Maybe time will make your sister see things in a different way. Give her time and try to be patient. I know it's hard but as long as you're not angry at her and can wait, give her a chance maybe in the long future.

Apileofballyhoo · 14/09/2017 19:30

Would you consider taking her feeling that your father favoured you more to heart and discuss it with her more? Rather than dismissing it with 'he was horrible to me too'. My DF was worst to my oldest DB but not easy to any of us, though my younger DB thinks I was the favourite, I would say he was the favourite till his late teens at least, with my DSis a second fav. I'm not bothered now as I'm not close to any of my siblings but get on ok with my DSis. I am NC with eldest DB and close to NC with younger one. Bluntly I have nothing to gain from either of them and I don't miss them. They have both been dismissive of my childhood experiences. Sorry if this is irrelevant, it's just a thought if you wanted to try and see where your DSis is coming from.

pufflepup · 14/09/2017 19:51

I've never been dismissive, I've spoken to her at length about our Dad. Many times

OP posts:
Apileofballyhoo · 14/09/2017 23:38

Didn't mean to upset you, it just seemed like she has one point of view (you being favoured and she resents it) and you have another. I can see how it may be very difficult for the two of you to resolve. I'm sorry if I've upset you. And sorry you're sad and miss her. It could well be that she can't move past it. Even if it was the case, it would hardly be your fault if you were favoured, you would be blameless and may feel like going NC with her if she kept bringing it up! I don't miss having contact with my DBs as we were never close anyway but I did and do so love my DB's children and I have NC with them either, which makes me sad. But needs must for my own sake!

pufflepup · 15/09/2017 07:22

No don't worry, you didn't upset me :)

OP posts:
TishHope · 15/09/2017 07:42

I understand exactly how you feel, OP. For complicated family reasons, both my sisters went NC with my parents and with me too, although I was just caught in the crossfire. I was very upset for many many years about the NC with both my sisters and I recognise that longing/jealousy feeling when people chat so easily about their siblings and the relationship/friendships they have with them.

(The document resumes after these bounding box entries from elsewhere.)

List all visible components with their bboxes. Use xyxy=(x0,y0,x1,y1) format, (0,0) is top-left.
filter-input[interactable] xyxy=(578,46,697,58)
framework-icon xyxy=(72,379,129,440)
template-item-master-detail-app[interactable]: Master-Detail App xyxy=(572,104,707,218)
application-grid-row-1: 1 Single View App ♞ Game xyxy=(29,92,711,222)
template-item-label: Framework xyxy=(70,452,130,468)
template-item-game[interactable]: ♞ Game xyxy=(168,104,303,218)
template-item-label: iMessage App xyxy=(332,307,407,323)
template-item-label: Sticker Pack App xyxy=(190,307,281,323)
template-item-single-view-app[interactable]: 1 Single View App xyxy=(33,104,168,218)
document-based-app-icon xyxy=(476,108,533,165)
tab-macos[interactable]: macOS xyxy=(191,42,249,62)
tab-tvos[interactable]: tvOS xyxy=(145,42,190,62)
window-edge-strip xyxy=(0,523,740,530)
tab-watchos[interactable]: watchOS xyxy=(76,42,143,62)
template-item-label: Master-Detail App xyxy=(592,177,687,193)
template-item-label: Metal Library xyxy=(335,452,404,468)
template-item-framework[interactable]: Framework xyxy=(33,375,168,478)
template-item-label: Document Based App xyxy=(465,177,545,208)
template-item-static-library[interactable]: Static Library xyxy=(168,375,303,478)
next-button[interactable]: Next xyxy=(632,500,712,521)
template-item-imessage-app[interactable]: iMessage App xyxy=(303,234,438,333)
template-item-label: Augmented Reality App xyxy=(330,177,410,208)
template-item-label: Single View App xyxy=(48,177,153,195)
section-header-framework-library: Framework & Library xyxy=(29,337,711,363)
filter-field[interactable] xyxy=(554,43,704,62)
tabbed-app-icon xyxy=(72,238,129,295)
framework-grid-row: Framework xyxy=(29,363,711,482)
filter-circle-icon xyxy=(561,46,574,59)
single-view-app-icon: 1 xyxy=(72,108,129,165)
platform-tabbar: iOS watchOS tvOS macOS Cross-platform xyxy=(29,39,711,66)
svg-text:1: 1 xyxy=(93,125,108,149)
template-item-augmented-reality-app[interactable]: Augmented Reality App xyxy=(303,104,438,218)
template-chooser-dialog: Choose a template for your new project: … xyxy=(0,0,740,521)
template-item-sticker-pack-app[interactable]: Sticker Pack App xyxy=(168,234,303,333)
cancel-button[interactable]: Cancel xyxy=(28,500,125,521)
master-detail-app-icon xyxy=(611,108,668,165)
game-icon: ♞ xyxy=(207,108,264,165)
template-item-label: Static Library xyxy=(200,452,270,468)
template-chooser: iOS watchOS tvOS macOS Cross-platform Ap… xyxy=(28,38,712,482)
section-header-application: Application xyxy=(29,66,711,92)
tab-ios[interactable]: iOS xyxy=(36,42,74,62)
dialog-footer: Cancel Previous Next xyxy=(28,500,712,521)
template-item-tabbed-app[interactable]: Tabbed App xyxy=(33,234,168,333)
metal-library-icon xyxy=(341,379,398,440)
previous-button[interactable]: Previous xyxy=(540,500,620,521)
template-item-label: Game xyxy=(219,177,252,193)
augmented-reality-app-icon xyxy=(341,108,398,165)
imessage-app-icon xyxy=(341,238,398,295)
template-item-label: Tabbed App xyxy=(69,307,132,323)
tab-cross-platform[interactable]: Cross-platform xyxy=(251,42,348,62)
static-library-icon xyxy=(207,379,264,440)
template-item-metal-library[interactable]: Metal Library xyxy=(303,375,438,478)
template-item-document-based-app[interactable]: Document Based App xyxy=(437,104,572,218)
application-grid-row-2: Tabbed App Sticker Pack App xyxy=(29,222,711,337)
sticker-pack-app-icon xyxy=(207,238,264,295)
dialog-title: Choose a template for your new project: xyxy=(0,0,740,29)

In the end I have had to accept that they are not interested in me and my family and I have had to lead a life as if I were an only child. I do think it's a terrible shame but you can't make someone want to see you. Sad

LibertyHill · 15/09/2017 10:00

Why not send her a note. Tell her you miss her, If she doesn't reply or says no then you are no better or worse off.

Lovemusic33 · 15/09/2017 10:13

I think you should write her a letter or email, sometimes it's easier to write things down and easier for the other person to read and re read.

All you can do is try, tell her how you feel and see if she responds. You have nothing to lose.

TheSerengeti · 15/09/2017 10:46

I should imagine the resentment is actually that you have a good mother and that she doesn't.

She is possible not Even totally aware- but that she has in her head decided that it's just about your dad.

I'd try one last time but possibly contact a counsellor to help you construct contact In The best way.